A global phylogeny of Asplenium published in 2020 divided the genus into eleven clades, which were given informal names pending further taxonomic study. A. australasicum belongs to the "Neottopteris clade", members of which generally have somewhat leathery leaf tissue. While the subclades of this group are poorly resolved, several of them share a characteristic "bird's-nest fern" morphology with entire leaves and fused veins near the margin. Both the 2020 study and a 2015 molecular study found that A. australasicum is polyphyletic, meaning that some populations were not closely related to others—A. australasicum from Fiji and Vanauatu were not closely related to A. australasicum from Australia and New Caledonia. Hence a revision with sampling of the species across its range was required to delineate the taxon and identify cryptic species. A. australasicum forms a clade with the morphologically similar A. nidus sensu lato, but other bird's-nest ferns such as A. antiquum and A. phyllitidis form a separate subclade which is not particularly closely related.

==Description==
Asplenium australasicum grows as shrubby plant, with a rosette of yellow-green fronds which are 60 to 80 cm (24–32 in) long and 3 to 21 cm (1.2–8.4 in) wide. It can be distinguished from A. nidus by its prominent midrib under its fronds, giving the fronds a keeled appearance. The spores form in parallel lines which run in parallel with the veins and oblique to the midrib.

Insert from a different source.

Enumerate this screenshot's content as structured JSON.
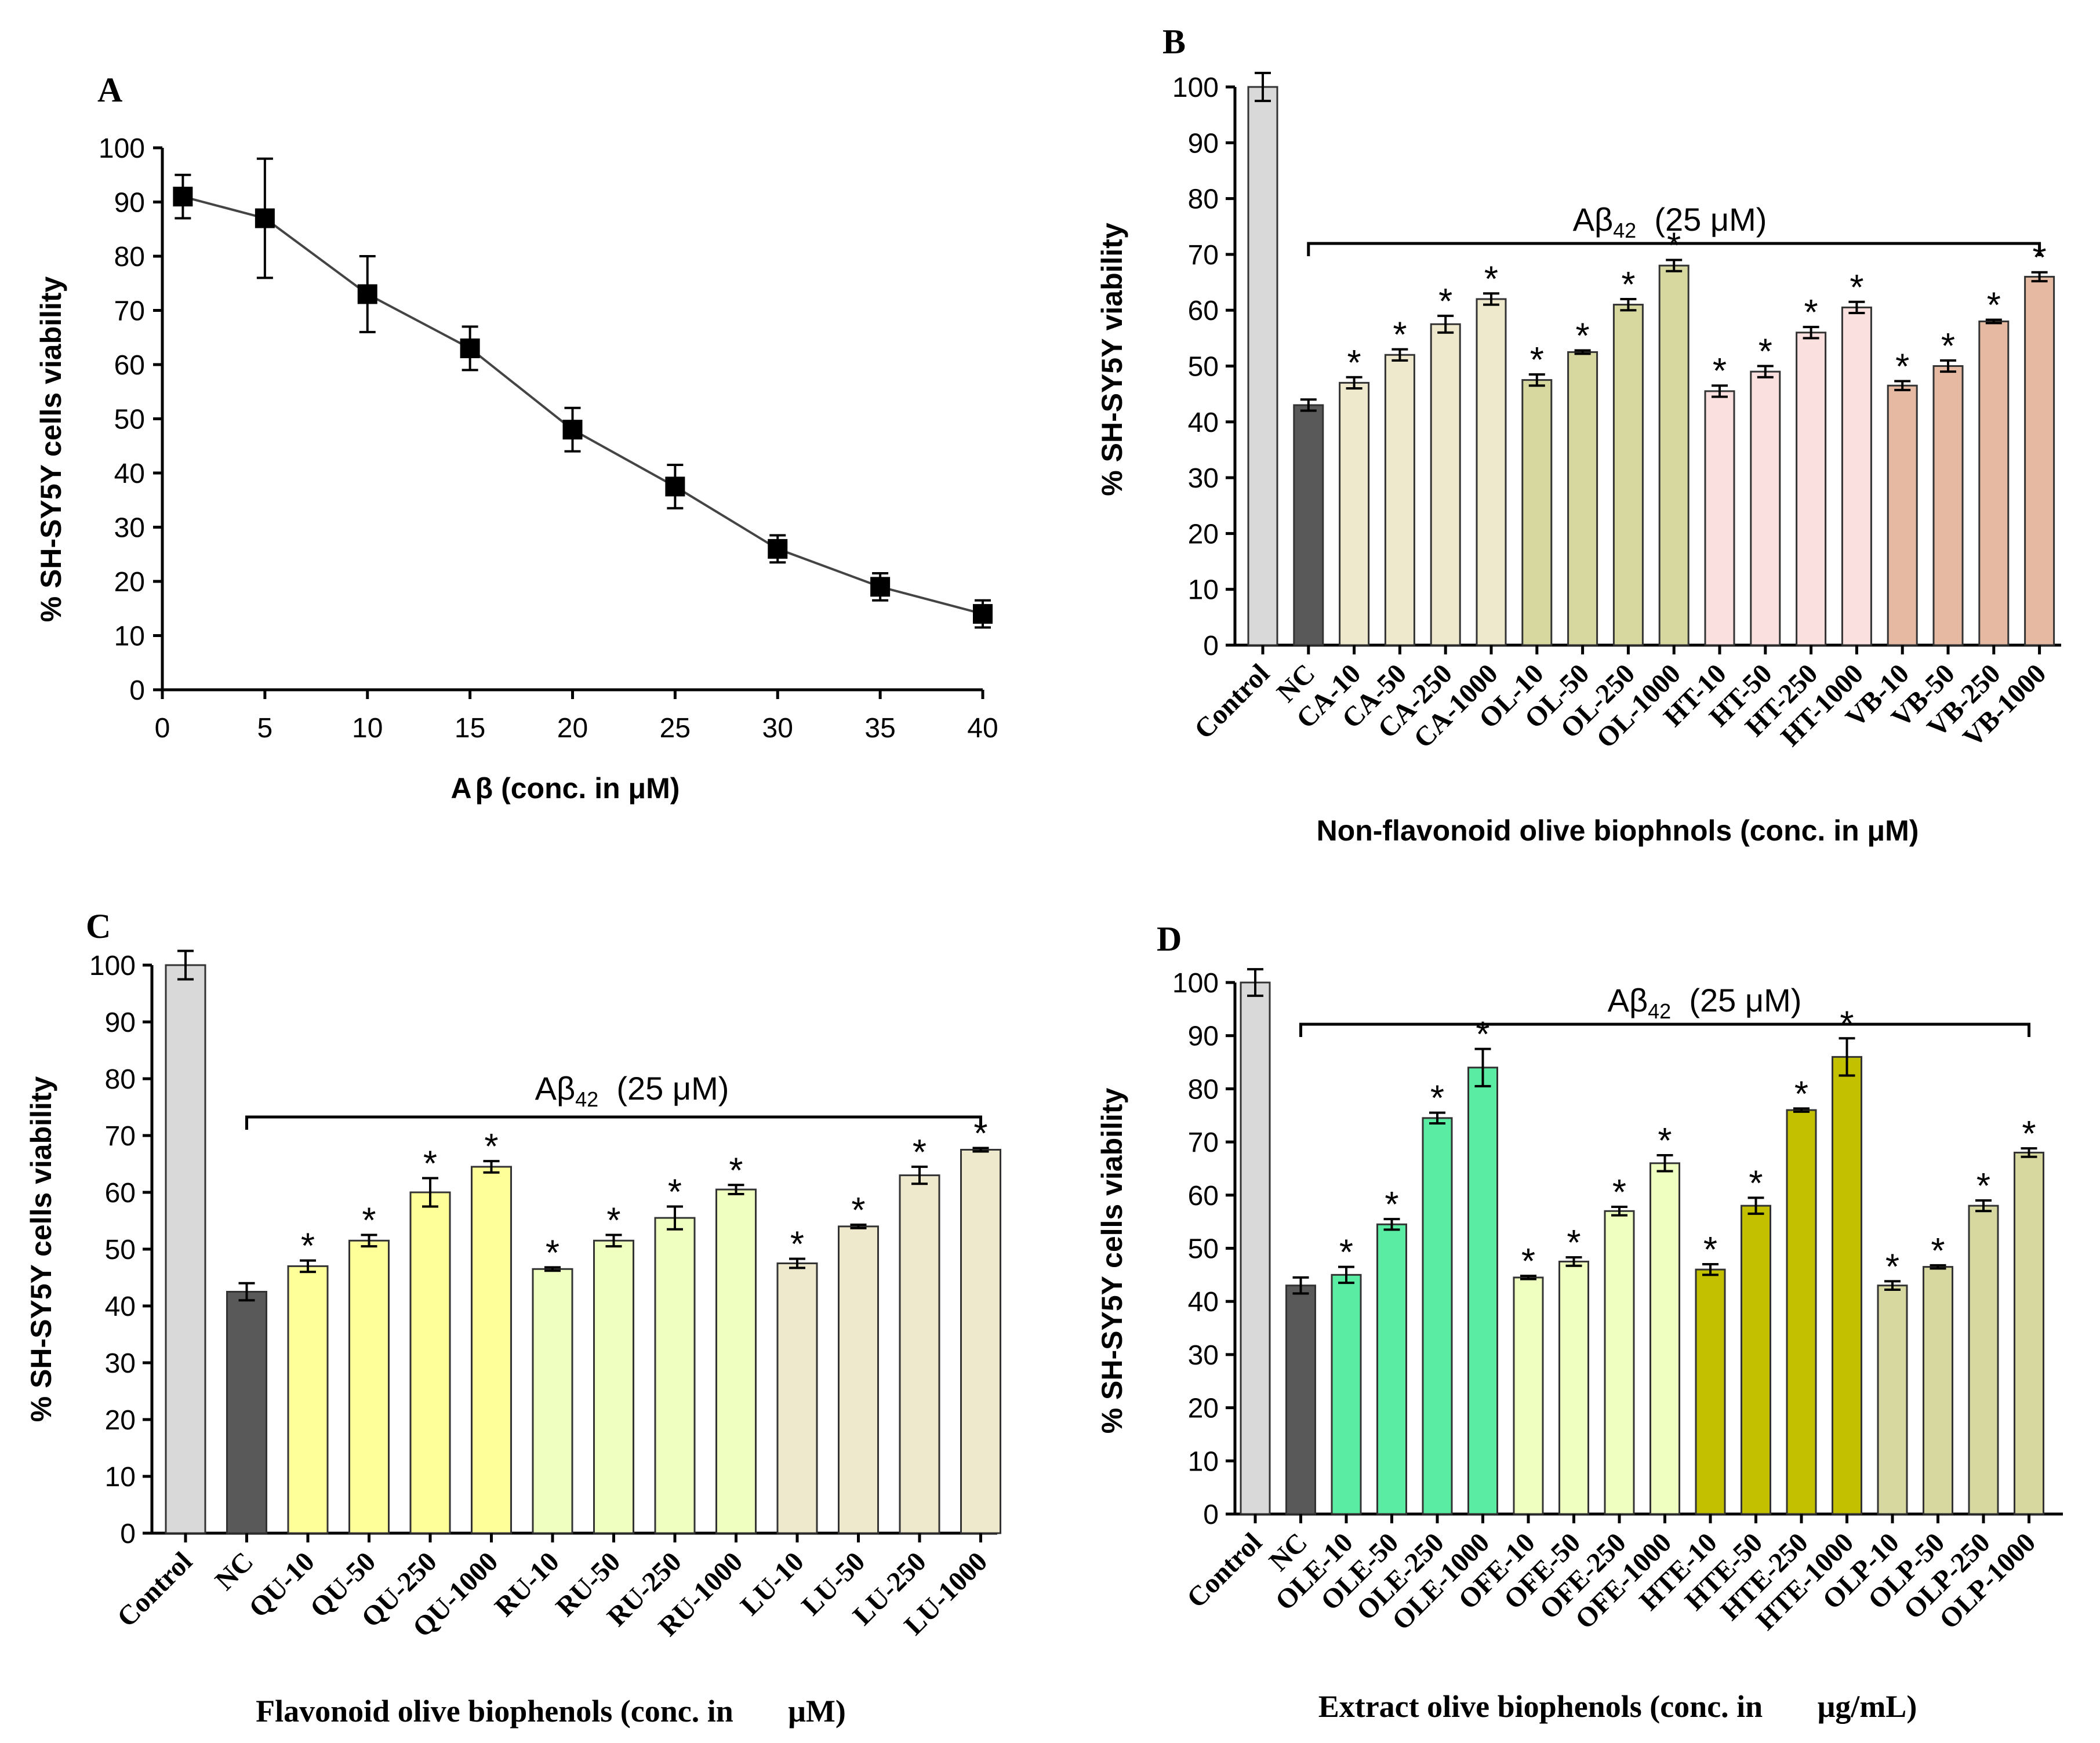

==Distribution and habitat==
A. australasicum grows on rocks or as an epiphyte on trees and is native to eastern New South Wales and Queensland. The clumps can reach a large size, with the centre of the fern acting as a reservoir for debris. The colonial botanist William Woolls wrote "... as a caution to fern gatherers, sometimes a species of black snake coils itself up in the centre" (of the birds nest fern).

==Cultivation==
Asplenium australasicum specimens were taken from logged areas, which helped them become popular in horticulture. It adapts readily to cultivation, as long as it has good drainage. Poor drainage renders it vulnerable to rotting. It can be grown in a tub or barrel. In cultivation it is occasionally attacked by white coconut scale on the underside of the fronds.

==Uses==
Apart from its use as an ornamental plant, bird's nest fern is also a popular vegetable in Taiwan, particularly in the Eastern part of the island, where the young emerging fronds of both A. australasicum and A. nidus are used as a leafy vegetable, from either wild or cultivated plants.